Tuesday, November 18, 2014

Window on Eurasia: For Putin, Ukraine is All about Maintaining His Own Power, Shevtsova Says


Paul Goble

 

            Staunton, November 18 – Vladimir Putin’s actions in Ukraine are not part of a broader imperial program but rather a tactical move on the part of the Kremlin leader to shore up his power in Moscow, something that makes any resolution of the conflict in Ukraine more rather than less difficult, according to Liliya Shevtsova.

 

            Many people in Russia and the West think that what Putin is doing is about Ukraine or at least about the former Soviet space, “but this is not so,” the Russian analyst writes. Instead, “everything began in 2011” when Russians went into the streets and prompted Putin to begin “the construction of a new political regime” (nvua.net/opinion/shevcova/tri-glavnyh-celi-putina-v-ukraine-20803.html).

 

            Putin was truly frightened by the possibility that the number of protesters in Moscow would soon be “not 300,000 but three million,” and consequently, he moved to create “an extraordinarily repressive regime” and “liquidated all the provisions of the Constitution which allowed Russians to breathe freely.”

 

            His fears and his drive toward “absolutism and Bonapartism” were only exacerbated by the Maidan in Ukraine, a popular movement which showed what could happen elsewhere.
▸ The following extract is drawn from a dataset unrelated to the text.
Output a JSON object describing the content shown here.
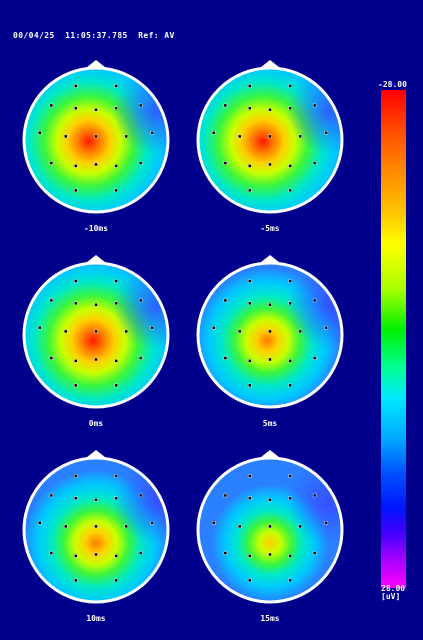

Preventing it from happening in Russia became for Putin “goal number one,” something far more important to him than “any expansionist goals.”

 

            Moreover, Putin is especially disturbed by the Ukrainians because if they succeed in becoming genuinely independent, then for him, they will have called into question “the historical legitimacy” of Russia based on the Baptism of Kyivan Rus in 988, a myth Russian rulers have insisted upon and most Russians have accepted as a given.

 

            But most important, Shevtsova says, “Putin has recognized that he can rule in contemporary Russia,” a country beset by problems, “only by closing the windows, locking the doors and mobilizing the Russian population” by putting the country on a war footing by “military-patriotic rhetoric.”

 

            The reality he has had to deal with, she continues, is that relatively few Russians, perhaps only 15 to 17 percent, are “openly Putinists,” regardless of what happens.  But “having annexed the Crimea, he has mobilized” not only them but other Russians “by converting Russia into a country at war and himself into a wartime president.”

 

            By so doing, the Kremlin leader has painted himself into a corner from which he cannot easily escape. Tragically and precisely because Ukraine for Putin is a matter of domestic politics, neither can Russians or all the others who have been swept into the tragedy that he has created in order to save face and save his position.